Mağdur; Türk Dil Kurumu Büyük Türkçe Sözlüğünde, “haksızlığa uğramış kişi” olarak tanımlanmaktadır. Ceza hukukunda ise mağdur kavramı, suçun konusunun ait olduğu kişi ya da kişilerdir. 5237 sayılı Türk Ceza Kanunu’nun hazırlanmasında esas alınan suç teorisinde suçun maddi unsurları arasında yer alan mağdur, ancak gerçek bir kişi olabilecek, tüzel kişilerin suçtan zarar görmeleri mümkün ise de, bunlar mağdur olamayacaklardır. Suçtan zarar gören ile mağdur kavramları da aynı şeyi ifade etmemektedir. Mağdur suçun işlenmesiyle her zaman zarar görmekte ise de, suçtan zarar gören kişi her zaman suçun mağduru olmayabilir. Bazı suçlarda mağdur belli bir kişi olmayıp; toplumu oluşturan herkes (geniş anlamda mağdur) olabilecektir. (M. Emin Artuk-Ahmet Gökcen–M. Emin Alşahin–Kerim Çakır, Ceza Hukuku Genel Hükümler, 11. Bası, Adalet Yayınevi, Ankara, 2017, s.305; İzzet Özgenç, Türk Ceza Hukuku Genel Hükümler, 11. Bası, Seçkin Yayıncılık, Ankara, 2015, s.214-217; Mahmut Koca-İlhan Üzülmez, Türk Ceza Hukuku Genel Hükümler, 8. Bası, Seçkin Yayıncılık, Ankara, 2015, s.106-107; Osman Yaşar-Hasan Tahsin Gökcan-Mustafa Artuç, Türk Ceza Kanunu, 6. cilt, Ankara, 2010, s.7702-7703)

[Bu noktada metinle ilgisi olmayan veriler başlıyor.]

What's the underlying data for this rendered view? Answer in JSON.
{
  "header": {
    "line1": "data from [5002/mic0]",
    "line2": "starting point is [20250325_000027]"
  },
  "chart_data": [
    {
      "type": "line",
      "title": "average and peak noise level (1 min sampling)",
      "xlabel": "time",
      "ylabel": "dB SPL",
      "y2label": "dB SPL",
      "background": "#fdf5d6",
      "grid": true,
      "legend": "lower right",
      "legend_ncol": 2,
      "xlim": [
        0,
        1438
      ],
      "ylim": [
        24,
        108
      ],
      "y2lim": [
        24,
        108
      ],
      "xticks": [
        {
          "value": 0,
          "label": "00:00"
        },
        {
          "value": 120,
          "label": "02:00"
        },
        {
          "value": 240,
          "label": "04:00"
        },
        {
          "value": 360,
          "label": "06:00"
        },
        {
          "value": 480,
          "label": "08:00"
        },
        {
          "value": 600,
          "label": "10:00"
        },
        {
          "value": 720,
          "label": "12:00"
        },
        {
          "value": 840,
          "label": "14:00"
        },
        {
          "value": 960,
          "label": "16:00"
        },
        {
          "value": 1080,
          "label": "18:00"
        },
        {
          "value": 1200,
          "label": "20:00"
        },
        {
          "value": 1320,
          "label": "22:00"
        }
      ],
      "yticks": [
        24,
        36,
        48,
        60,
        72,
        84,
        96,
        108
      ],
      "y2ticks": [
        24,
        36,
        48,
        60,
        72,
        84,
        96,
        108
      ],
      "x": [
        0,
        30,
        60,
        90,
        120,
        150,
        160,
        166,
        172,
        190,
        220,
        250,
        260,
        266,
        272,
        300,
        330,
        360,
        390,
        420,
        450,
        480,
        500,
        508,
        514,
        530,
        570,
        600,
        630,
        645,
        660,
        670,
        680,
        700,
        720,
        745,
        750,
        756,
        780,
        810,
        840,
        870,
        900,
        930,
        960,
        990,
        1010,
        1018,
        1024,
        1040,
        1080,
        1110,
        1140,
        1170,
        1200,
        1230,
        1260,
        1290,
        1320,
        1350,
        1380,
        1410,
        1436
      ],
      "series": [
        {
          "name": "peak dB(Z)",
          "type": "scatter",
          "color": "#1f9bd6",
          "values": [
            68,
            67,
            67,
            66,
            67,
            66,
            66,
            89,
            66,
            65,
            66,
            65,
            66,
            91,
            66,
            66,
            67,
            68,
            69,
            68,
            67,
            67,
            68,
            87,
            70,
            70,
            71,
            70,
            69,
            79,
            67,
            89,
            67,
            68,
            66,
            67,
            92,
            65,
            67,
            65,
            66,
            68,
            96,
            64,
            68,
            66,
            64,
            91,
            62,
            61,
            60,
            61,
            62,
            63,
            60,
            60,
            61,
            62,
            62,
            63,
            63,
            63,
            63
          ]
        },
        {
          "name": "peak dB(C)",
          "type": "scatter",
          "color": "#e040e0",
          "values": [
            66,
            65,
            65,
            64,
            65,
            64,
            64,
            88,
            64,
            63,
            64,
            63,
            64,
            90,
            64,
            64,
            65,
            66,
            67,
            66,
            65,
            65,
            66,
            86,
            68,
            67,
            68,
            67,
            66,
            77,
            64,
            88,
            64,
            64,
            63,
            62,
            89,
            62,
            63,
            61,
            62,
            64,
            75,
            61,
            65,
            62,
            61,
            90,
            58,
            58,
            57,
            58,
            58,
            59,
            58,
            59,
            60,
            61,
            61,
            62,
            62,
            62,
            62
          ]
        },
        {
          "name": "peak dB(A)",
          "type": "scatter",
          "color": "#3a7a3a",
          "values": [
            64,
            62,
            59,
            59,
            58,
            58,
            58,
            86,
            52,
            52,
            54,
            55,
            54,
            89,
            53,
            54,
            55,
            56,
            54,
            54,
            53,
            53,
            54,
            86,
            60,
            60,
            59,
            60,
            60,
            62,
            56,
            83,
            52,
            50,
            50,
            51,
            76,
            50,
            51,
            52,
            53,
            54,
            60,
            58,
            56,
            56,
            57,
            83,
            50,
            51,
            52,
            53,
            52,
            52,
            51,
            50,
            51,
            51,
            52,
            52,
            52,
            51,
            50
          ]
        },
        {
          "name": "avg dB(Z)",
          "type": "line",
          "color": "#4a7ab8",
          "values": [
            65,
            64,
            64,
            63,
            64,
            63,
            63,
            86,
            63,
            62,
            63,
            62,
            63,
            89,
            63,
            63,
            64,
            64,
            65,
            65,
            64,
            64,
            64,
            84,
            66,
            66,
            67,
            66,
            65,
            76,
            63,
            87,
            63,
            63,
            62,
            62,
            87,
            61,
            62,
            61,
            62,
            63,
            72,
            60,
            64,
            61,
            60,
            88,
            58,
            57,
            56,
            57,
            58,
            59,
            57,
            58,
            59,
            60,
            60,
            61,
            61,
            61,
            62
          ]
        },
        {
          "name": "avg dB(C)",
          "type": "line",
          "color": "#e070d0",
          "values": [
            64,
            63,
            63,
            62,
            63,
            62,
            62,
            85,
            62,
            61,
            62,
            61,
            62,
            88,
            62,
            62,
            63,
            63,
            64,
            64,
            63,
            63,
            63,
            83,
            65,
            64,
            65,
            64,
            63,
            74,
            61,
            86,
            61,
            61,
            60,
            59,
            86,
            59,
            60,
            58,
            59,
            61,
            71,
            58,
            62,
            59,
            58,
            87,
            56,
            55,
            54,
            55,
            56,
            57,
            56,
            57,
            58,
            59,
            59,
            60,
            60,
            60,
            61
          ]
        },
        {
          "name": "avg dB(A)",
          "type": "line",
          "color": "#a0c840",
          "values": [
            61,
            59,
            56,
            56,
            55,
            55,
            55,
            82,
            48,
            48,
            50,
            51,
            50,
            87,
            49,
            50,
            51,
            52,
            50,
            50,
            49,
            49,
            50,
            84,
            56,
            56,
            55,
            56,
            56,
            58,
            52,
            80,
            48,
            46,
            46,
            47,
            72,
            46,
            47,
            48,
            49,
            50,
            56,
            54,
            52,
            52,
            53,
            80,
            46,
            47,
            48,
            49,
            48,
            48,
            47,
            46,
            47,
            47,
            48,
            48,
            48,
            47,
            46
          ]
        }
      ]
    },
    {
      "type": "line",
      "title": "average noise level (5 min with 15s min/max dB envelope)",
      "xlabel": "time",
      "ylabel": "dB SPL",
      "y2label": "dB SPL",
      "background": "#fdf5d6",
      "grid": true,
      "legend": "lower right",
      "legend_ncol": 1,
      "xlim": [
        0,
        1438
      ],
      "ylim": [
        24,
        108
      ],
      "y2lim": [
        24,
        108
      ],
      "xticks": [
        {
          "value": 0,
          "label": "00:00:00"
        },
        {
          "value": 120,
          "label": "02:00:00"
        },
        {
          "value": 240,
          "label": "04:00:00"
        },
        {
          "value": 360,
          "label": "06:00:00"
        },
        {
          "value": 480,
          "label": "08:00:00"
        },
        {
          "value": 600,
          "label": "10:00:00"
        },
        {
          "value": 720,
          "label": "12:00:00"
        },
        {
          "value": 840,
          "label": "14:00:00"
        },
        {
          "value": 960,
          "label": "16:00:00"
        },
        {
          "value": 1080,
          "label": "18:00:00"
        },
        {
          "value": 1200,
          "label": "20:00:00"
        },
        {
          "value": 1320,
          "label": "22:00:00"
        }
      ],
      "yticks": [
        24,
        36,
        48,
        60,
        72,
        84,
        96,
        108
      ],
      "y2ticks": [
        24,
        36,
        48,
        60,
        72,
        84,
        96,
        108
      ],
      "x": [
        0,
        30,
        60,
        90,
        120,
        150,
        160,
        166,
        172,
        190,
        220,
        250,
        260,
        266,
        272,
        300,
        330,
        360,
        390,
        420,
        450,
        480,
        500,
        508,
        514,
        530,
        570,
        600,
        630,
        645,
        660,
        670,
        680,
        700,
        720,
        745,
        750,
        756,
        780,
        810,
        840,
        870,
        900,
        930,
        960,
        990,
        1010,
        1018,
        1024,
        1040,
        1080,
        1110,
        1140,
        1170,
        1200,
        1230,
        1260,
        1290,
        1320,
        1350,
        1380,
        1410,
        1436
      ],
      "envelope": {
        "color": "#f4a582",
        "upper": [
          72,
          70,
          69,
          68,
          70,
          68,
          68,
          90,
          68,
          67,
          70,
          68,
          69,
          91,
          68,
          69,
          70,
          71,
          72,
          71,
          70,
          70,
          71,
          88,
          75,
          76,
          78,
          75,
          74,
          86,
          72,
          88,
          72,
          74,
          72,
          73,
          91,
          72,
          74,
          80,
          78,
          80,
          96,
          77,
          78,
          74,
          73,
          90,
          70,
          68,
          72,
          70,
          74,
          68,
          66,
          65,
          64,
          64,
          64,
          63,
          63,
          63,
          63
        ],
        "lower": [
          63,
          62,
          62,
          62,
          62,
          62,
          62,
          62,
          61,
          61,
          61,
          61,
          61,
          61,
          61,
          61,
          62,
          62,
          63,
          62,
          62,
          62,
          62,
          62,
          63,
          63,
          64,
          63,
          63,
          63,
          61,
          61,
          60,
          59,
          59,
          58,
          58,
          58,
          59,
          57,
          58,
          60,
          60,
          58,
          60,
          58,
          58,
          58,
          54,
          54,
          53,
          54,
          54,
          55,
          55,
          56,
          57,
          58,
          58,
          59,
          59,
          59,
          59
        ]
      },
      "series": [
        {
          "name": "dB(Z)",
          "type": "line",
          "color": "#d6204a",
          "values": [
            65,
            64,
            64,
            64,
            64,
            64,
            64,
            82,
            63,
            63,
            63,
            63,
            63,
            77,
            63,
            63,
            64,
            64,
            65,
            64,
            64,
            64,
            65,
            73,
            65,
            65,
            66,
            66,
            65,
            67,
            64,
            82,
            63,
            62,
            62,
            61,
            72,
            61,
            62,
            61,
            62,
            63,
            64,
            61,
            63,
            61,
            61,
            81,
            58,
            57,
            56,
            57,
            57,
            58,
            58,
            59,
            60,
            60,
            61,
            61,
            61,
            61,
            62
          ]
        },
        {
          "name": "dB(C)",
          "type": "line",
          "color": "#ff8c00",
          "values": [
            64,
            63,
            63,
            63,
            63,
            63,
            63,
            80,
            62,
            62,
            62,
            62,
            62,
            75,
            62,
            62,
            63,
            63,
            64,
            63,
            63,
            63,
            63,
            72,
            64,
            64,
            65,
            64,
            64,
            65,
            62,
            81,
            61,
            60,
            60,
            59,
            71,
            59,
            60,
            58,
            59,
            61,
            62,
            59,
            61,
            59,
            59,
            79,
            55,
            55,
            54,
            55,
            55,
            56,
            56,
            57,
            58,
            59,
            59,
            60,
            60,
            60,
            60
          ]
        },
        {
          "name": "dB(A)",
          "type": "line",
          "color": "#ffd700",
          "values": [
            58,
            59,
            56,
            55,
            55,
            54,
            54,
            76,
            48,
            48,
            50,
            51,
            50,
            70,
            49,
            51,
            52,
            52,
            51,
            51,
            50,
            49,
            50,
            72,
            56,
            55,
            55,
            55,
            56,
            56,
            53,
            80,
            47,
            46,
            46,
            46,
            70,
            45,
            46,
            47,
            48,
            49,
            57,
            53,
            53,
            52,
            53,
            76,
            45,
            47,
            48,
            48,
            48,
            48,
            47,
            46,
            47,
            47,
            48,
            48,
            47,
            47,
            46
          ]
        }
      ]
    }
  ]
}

Suçtan zarar görme” kavramı gerek Ceza Genel Kurulu, gerekse Özel Dairelerin yerleşmiş kararlarında; “suçtan doğrudan doğruya zarar görmüş bulunma hali” olarak anlaşılıp uygulanmış, buna bağlı olarak da dolaylı veya muhtemel zararların, davaya katılma hakkı vermeyeceği kabul edilmiştir. Nitekim bu husus, Ceza Genel Kurulunun 08.11.2016 gün ve 830-412, 03.05.2011 gün ve 155–80, 04.07.2006 gün ve 127–180, 22.10.2002 gün ve 234–366 ile 11.04.2000 gün ve 65–69 sayılı kararlarında; “dolaylı veya muhtemel zarar, davaya katılma hakkı vermez.” şeklinde açıkça ifade edilmiştir.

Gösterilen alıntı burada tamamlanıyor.